The same article quoted Kaireldy Kabyldin, head of Kazakhstan’s national pipeline company, as saying that his country was studying the feasibility of a pipeline route through Iran. “This would be the shortest and possibly cheapest route for oil to Asian markets,” Kabyldin told a recent London conference.
A blow against Baku-Ceyhan was struck on March 26, with the opening of a 950-mile-long pipeline linking Kazakhstan’s huge Tengiz field to Russia’s Black Sea port of Novorossiysk. “Now that Kazakh oil can go through [Tengiz-Novorossiys k] it undermines the case for…Baku-Ceyhan,” said analyst Daphne Ter-Sakarian in the Economist Intelligence Unit.
The only remaining possible—repeat, possible—source of the extra oil to justify economically a future Baku-Ceyhan line is Kazakhstan’s offshore (in the Caspian) Kashagan field, which may be very large. Although its full potential may not be known for several years, Phillips Petroleum Co. tells the Washington Report that two new wells, 20 miles apart, are very big. Still, Kazakhstan will have to agree to ship the oil across the Caspian Sea to Baku. That means an undersea pipeline, which Russia and Iran would strenuously oppose on environmental and other grounds.

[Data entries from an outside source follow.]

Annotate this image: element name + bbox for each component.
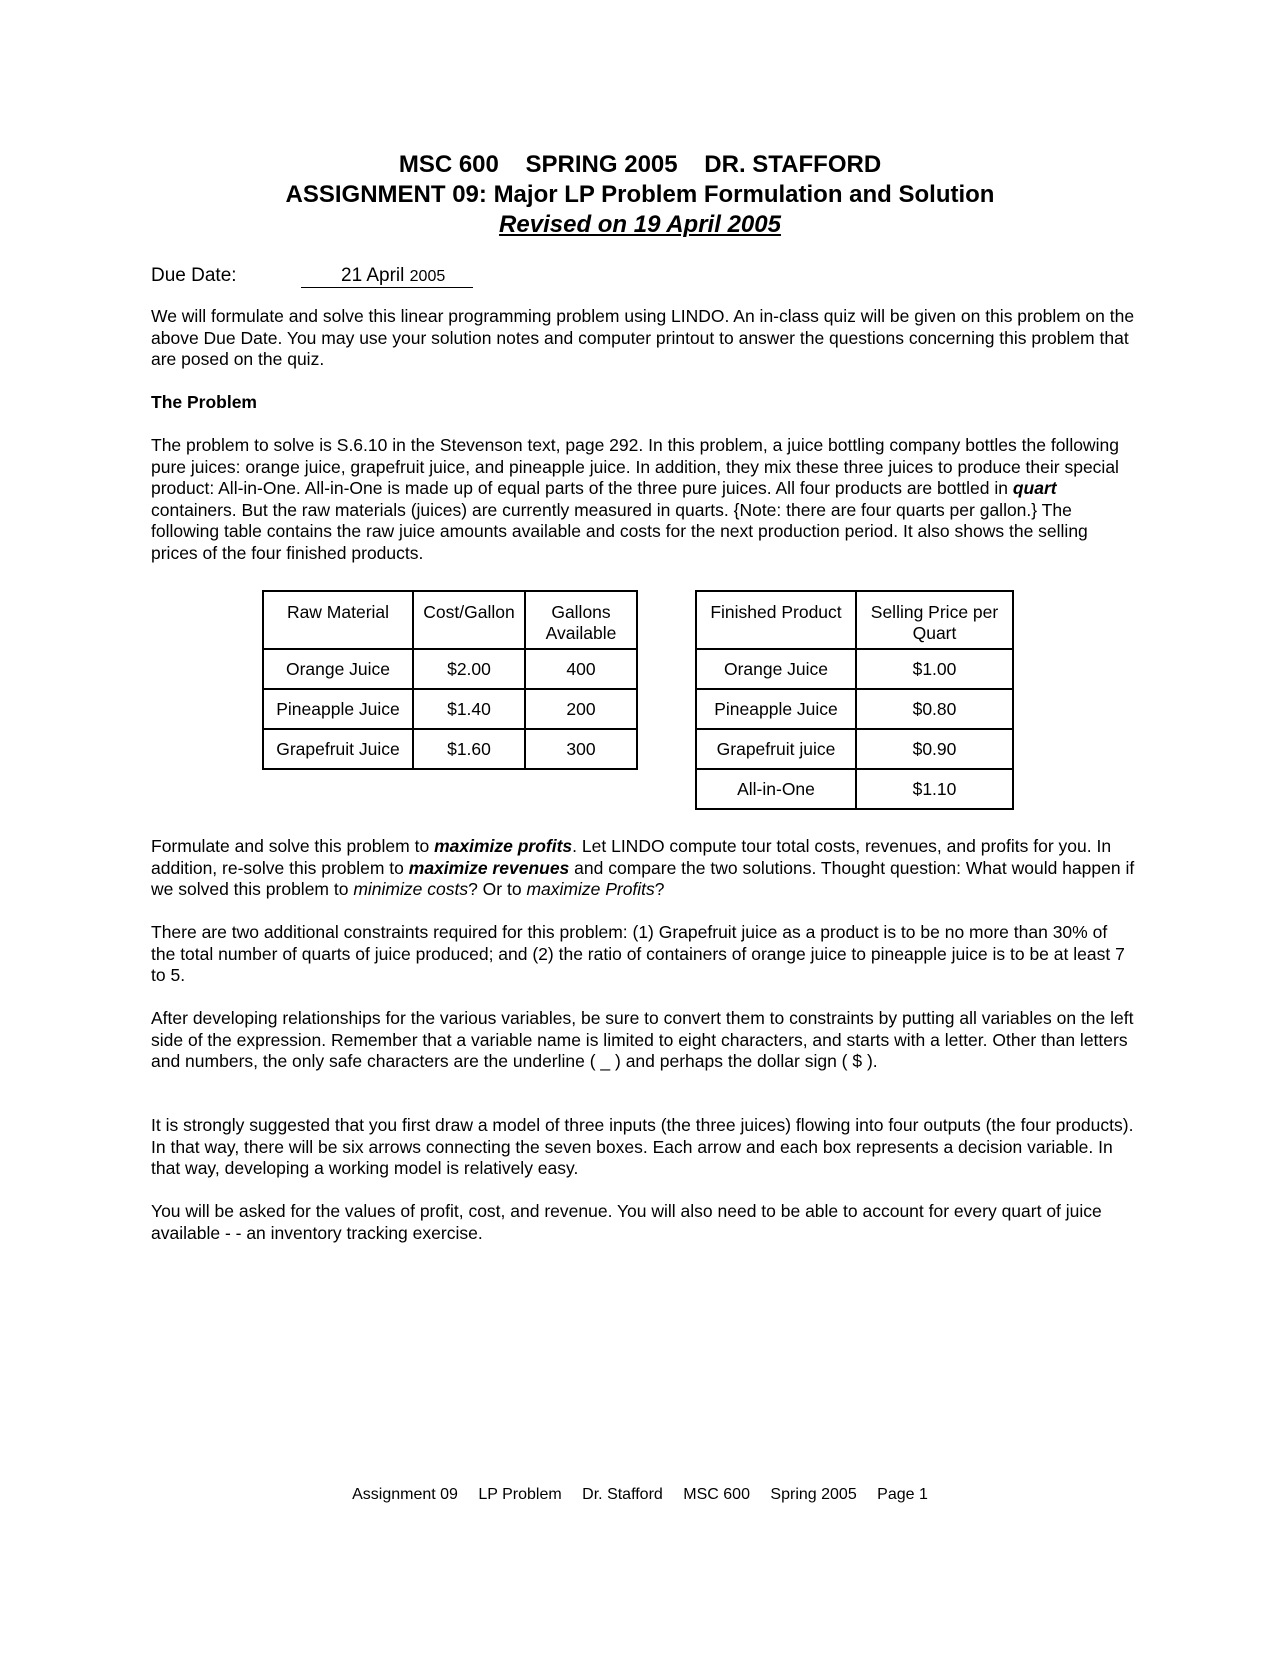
table-row — [263, 649, 637, 689]
table-cell: $1.40 — [413, 689, 525, 729]
table-cell: Orange Juice — [263, 649, 413, 689]
table-cell: $1.00 — [856, 649, 1013, 689]
footer-topic: LP Problem — [478, 1486, 562, 1503]
maximize-profits-emphasis: maximize profits — [434, 836, 573, 856]
table-cell: 300 — [525, 729, 637, 769]
quart-emphasis: quart — [1012, 478, 1057, 499]
footer-assignment: Assignment 09 — [352, 1486, 458, 1503]
minimize-costs-emphasis: minimize costs — [353, 879, 469, 900]
column-header: Finished Product — [696, 591, 856, 649]
due-date-row — [151, 265, 473, 288]
table-row — [696, 649, 1013, 689]
problem-paragraph: The problem to solve is S.6.10 in the Stevenson text, page 292. In this problem, a juice bottling company bottles the following pure juices: orange juice, grapefruit juice, and pineapple juice. In addition, they mix these three juices to produce their special product: All-in-One. All-in-One is made up of equal parts of the three pure juices. All four products are bottled in quart containers. But the raw materials (juices) are currently measured in quarts. {Note: there are four quarts per gallon.} The following table contains the raw juice amounts available and costs for the next production period. It also shows the selling prices of the four finished products. — [151, 435, 1119, 563]
table-cell: 200 — [525, 689, 637, 729]
table-cell: Pineapple Juice — [696, 689, 856, 729]
table-cell: $1.60 — [413, 729, 525, 769]
table-row — [263, 729, 637, 769]
footer-course: MSC 600 — [683, 1486, 750, 1503]
table-cell: Grapefruit Juice — [263, 729, 413, 769]
column-header: Selling Price per Quart — [856, 591, 1013, 649]
assignment-title: ASSIGNMENT 09: Major LP Problem Formulation and Solution — [285, 181, 995, 208]
table-cell: Pineapple Juice — [263, 689, 413, 729]
column-header: Gallons Available — [525, 591, 637, 649]
table-cell: All-in-One — [696, 769, 856, 809]
table-row — [263, 689, 637, 729]
due-date-value — [301, 266, 473, 288]
finished-product-table — [695, 590, 1014, 810]
table-cell: $1.10 — [856, 769, 1013, 809]
due-date-label: Due Date: — [151, 265, 237, 286]
due-date-year: 2005 — [409, 268, 446, 285]
table-row — [696, 729, 1013, 769]
formulate-paragraph: Formulate and solve this problem to maximize profits. Let LINDO compute tour total costs, revenues, and profits for you. In addition, re-solve this problem to maximize revenues and compare the two solutions. Thought question: What would happen if we solved this problem to minimize costs? Or to maximize Profits? — [151, 836, 1135, 900]
document-header — [0, 150, 1280, 240]
values-paragraph: You will be asked for the values of profit, cost, and revenue. You will also need to be able to account for every quart of juice available - - an inventory tracking exercise. — [151, 1201, 1102, 1243]
page-footer — [0, 1486, 1280, 1504]
intro-paragraph: We will formulate and solve this linear programming problem using LINDO. An in-class quiz will be given on this problem on the above Due Date. You may use your solution notes and computer printout to answer the questions concerning this problem that are posed on the quiz. — [151, 306, 1135, 370]
table-cell: $0.80 — [856, 689, 1013, 729]
model-paragraph: It is strongly suggested that you first draw a model of three inputs (the three juices) flowing into four outputs (the four products). In that way, there will be six arrows connecting the seven boxes. Each arrow and each box represents a decision variable. In that way, developing a working model is relatively easy. — [151, 1115, 1134, 1179]
column-header: Cost/Gallon — [413, 591, 525, 649]
maximize-revenues-emphasis: maximize revenues — [408, 857, 570, 878]
table-cell: $2.00 — [413, 649, 525, 689]
table-header-row — [696, 591, 1013, 649]
table-header-row — [263, 591, 637, 649]
footer-page-number: Page 1 — [877, 1486, 928, 1503]
variables-paragraph: After developing relationships for the various variables, be sure to convert them to constraints by putting all variables on the left side of the expression. Remember that a variable name is limited to eight characters, and starts with a letter. Other than letters and numbers, the only safe characters are the underline ( _ ) and perhaps the dollar sign ( $ ). — [151, 1008, 1134, 1072]
constraints-paragraph: There are two additional constraints required for this problem: (1) Grapefruit juice as a product is to be no more than 30% of the total number of quarts of juice produced; and (2) the ratio of containers of orange juice to pineapple juice is to be at least 7 to 5. — [151, 922, 1125, 986]
due-date-day-month: 21 April — [341, 265, 405, 286]
table-row — [696, 689, 1013, 729]
table-cell: Grapefruit juice — [696, 729, 856, 769]
problem-heading: The Problem — [151, 392, 257, 412]
maximize-profits-italic: maximize Profits — [526, 879, 655, 900]
table-cell: Orange Juice — [696, 649, 856, 689]
raw-material-table — [262, 590, 638, 770]
table-cell: $0.90 — [856, 729, 1013, 769]
revised-date: Revised on 19 April 2005 — [499, 211, 781, 238]
footer-term: Spring 2005 — [770, 1486, 857, 1503]
table-row — [696, 769, 1013, 809]
table-cell: 400 — [525, 649, 637, 689]
footer-instructor: Dr. Stafford — [582, 1486, 663, 1503]
column-header: Raw Material — [263, 591, 413, 649]
course-line: MSC 600 SPRING 2005 DR. STAFFORD — [398, 151, 882, 178]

The five states surrounding the Caspian Sea are Russia, Kazakhstan, Turkmenistan, Iran and Azerbaijan. Which state owns what part of the sea is up in the air. A summit of the five was scheduled for April to try to decide who can exploit what, or who can grant contracts to multinational companies.

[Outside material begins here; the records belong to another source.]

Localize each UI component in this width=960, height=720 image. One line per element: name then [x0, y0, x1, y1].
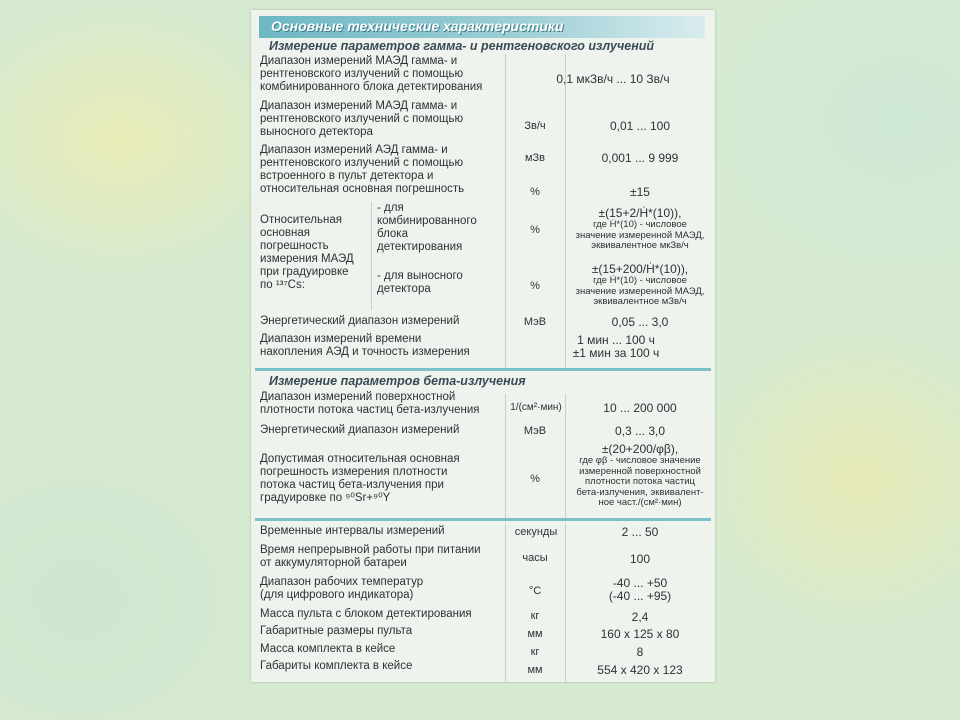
spec-unit: МэВ [523, 316, 547, 328]
spec-value: ±15 [630, 185, 650, 199]
page-title: Основные технические характеристики [271, 18, 564, 34]
spec-label: Диапазон измерений АЭД гамма- и рентгеновского излучений с помощью встроенного в пульт детектора и относительная основная погрешность [260, 144, 465, 195]
spec-value: 554 х 420 х 123 [597, 663, 683, 677]
spec-value: -40 ... +50 (-40 ... +95) [608, 576, 672, 603]
spec-value: 0,1 мкЗв/ч ... 10 Зв/ч [556, 72, 670, 86]
spec-sheet [251, 10, 715, 682]
spec-value: ±(20+200/φβ), где φβ - числовое значение измеренной поверхностной плотности потока частиц бета-излучения, эквивалент- ное част./(см²·мин) [576, 442, 704, 508]
spec-label: Относительная основная погрешность измерения МАЭД при градуировке по ¹³⁷Cs: [260, 214, 354, 291]
spec-label: Диапазон измерений МАЭД гамма- и рентгеновского излучений с помощью выносного детектора [260, 100, 464, 138]
spec-value: 0,001 ... 9 999 [601, 151, 679, 165]
spec-value: 2,4 [631, 610, 649, 624]
spec-unit: Зв/ч [524, 120, 546, 132]
spec-value: 8 [636, 645, 644, 659]
spec-label: Масса пульта с блоком детектирования [260, 608, 472, 620]
spec-value: 0,01 ... 100 [609, 119, 671, 133]
spec-unit: % [530, 280, 540, 292]
spec-unit: °С [528, 585, 542, 597]
section-divider [255, 518, 711, 521]
spec-label: Диапазон измерений поверхностной плотности потока частиц бета-излучения [260, 391, 480, 416]
spec-unit: кг [530, 646, 540, 658]
spec-value: 1 мин ... 100 ч ±1 мин за 100 ч [572, 333, 660, 360]
spec-sublabel: - для комбинированного блока детектирования [377, 202, 477, 253]
spec-sublabel: - для выносного детектора [377, 270, 463, 295]
spec-value: 160 х 125 х 80 [600, 627, 680, 641]
spec-label: Диапазон измерений МАЭД гамма- и рентгеновского излучений с помощью комбинированного блока детектирования [260, 55, 483, 93]
column-divider [505, 524, 506, 682]
spec-value: ±(15+200/Ḣ*(10)), где Ḣ*(10) - числовое значение измеренной МАЭД, эквивалентное мЗв/ч [575, 262, 705, 307]
section-title-beta: Измерение параметров бета-излучения [269, 374, 526, 388]
column-divider [505, 394, 506, 522]
spec-unit: часы [522, 552, 548, 564]
spec-label: Диапазон рабочих температур (для цифрового индикатора) [260, 576, 424, 601]
spec-label: Масса комплекта в кейсе [260, 643, 396, 655]
spec-value: 100 [629, 552, 651, 566]
spec-unit: секунды [514, 526, 558, 538]
spec-label: Энергетический диапазон измерений [260, 315, 460, 327]
spec-unit: % [530, 224, 540, 236]
spec-unit: % [530, 473, 540, 485]
spec-label: Временные интервалы измерений [260, 525, 445, 537]
spec-unit: мм [527, 628, 543, 640]
spec-label: Диапазон измерений времени накопления АЭД и точность измерения [260, 333, 470, 358]
spec-value: 0,3 ... 3,0 [614, 424, 666, 438]
spec-label: Допустимая относительная основная погрешность измерения плотности потока частиц бета-излучения при градуировке по ⁹⁰Sr+⁹⁰Y [260, 453, 460, 504]
spec-unit: % [530, 186, 540, 198]
column-divider [371, 202, 372, 310]
spec-unit: мм [527, 664, 543, 676]
spec-label: Габаритные размеры пульта [260, 625, 413, 637]
spec-unit: мЗв [524, 152, 546, 164]
spec-label: Время непрерывной работы при питании от аккумуляторной батареи [260, 544, 481, 569]
spec-value: 0,05 ... 3,0 [611, 315, 669, 329]
column-divider [505, 54, 506, 370]
spec-unit: кг [530, 610, 540, 622]
spec-unit: 1/(см²·мин) [510, 402, 562, 413]
spec-value: ±(15+2/Ḣ*(10)), где Ḣ*(10) - числовое значение измеренной МАЭД, эквивалентное мкЗв/ч [575, 206, 705, 251]
spec-unit: МэВ [523, 425, 547, 437]
section-divider [255, 368, 711, 371]
spec-value: 2 ... 50 [621, 525, 659, 539]
section-title-gamma: Измерение параметров гамма- и рентгеновского излучений [269, 39, 655, 53]
spec-label: Габариты комплекта в кейсе [260, 660, 413, 672]
spec-value: 10 ... 200 000 [603, 401, 677, 415]
spec-label: Энергетический диапазон измерений [260, 424, 460, 436]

Secretary of State Colin Powell has recently demoted the U.S. “special representative for the Caspian region” to merely a “special adviser.” Under the Clinton administration, two pro Baku-Ceyhan “special representatives” in a row, both with the rank of ambassador, had pushed Baku-Ceyhan against the opposition of the oil companies concerned. Powell’s action will hurt Baku-Ceyhan enthusiasts including Azerbaijan, Turkey and (of course) Israel.
A new development to encourage those still dreaming of Baku-Ceyhan is the sudden reversal of British Petroleum (BP) from anti- to pro-pipeline. Oil consultants at Washington’s Petroleum Finance Company (PFC) are puzzled by BP’s about-face.

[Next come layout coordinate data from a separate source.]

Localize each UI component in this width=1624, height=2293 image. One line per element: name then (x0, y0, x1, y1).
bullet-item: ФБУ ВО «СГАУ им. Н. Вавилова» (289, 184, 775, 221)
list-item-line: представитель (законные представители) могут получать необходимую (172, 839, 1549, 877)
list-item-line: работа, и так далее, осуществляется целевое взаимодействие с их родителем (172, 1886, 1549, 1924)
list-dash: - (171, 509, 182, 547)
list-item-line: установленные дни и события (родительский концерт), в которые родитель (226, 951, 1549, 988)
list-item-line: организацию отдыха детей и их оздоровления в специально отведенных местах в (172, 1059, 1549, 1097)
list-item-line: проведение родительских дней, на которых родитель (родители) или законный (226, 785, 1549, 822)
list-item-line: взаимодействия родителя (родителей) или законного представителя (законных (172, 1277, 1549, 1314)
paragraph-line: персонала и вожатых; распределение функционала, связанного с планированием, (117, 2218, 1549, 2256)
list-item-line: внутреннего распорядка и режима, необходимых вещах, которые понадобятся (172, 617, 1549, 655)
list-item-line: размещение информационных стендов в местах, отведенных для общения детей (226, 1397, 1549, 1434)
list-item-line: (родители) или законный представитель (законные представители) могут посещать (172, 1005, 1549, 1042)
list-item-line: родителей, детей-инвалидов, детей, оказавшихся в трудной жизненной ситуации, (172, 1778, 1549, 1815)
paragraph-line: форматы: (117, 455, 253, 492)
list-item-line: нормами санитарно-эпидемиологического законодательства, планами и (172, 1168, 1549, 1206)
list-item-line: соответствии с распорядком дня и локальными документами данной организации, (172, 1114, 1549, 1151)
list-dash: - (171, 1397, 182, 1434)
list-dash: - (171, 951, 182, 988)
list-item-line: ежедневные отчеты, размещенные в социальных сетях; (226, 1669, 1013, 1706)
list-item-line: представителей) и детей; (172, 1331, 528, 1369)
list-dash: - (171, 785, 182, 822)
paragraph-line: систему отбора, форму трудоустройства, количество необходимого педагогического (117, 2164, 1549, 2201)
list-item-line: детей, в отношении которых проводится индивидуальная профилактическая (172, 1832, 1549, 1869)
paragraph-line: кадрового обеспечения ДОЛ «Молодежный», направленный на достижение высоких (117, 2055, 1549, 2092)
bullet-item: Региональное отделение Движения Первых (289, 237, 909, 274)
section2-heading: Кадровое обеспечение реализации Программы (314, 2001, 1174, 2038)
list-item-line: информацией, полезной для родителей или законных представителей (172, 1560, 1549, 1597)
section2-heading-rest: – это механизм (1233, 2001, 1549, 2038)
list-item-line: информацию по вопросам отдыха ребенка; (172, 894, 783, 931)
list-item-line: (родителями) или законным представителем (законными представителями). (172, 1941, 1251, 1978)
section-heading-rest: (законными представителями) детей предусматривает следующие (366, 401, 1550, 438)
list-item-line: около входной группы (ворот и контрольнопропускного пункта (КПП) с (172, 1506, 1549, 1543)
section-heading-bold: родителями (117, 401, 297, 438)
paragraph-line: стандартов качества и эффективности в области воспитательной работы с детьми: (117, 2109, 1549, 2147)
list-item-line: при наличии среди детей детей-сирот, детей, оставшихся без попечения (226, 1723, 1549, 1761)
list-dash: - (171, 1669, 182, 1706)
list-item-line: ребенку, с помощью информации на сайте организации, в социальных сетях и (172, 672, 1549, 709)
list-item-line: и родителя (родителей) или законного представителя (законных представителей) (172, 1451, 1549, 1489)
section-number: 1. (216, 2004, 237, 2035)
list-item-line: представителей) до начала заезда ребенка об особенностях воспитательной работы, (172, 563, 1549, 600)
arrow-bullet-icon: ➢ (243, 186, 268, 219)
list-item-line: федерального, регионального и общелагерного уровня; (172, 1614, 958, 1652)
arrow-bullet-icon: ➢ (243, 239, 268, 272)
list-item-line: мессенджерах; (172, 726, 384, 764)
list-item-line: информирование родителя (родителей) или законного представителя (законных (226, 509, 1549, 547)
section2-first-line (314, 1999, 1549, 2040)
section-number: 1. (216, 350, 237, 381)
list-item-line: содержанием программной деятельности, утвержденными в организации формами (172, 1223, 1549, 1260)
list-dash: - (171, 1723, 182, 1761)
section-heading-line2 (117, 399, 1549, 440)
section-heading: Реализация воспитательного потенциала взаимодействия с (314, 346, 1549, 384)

Accused at a recent London conference of shifting grounds for political reasons, BP referred to large oil reserves in the southern Caspian. PFC experts tell the Washington Report that they are unaware of any new discoveries in that area.
Whether Baku-Ceyhan ever will be built is increasingly doubtful. Israel needs it to demonstrate to Turkey that Ankara’s alliance with the Jewish state“pays off.” If the line is built it will represent a new Israeli raid on the U.S. treasury, because Baku-Ceyhan will cost $1 billion to $2 billion more than would a line through Iran. The U.S. or an international lending agency under American influence will have to come up with the difference.
To increase Baku-Ceyhan’s chances the U.S. opposes any pipeline going through Russia or Iran. That has thrown the two old enemies together—surely an unintended consequence of a U.S. policy driven by Israel.
Andrew I. Killgore is the publisher of the Washington Report on Middle East Affairs.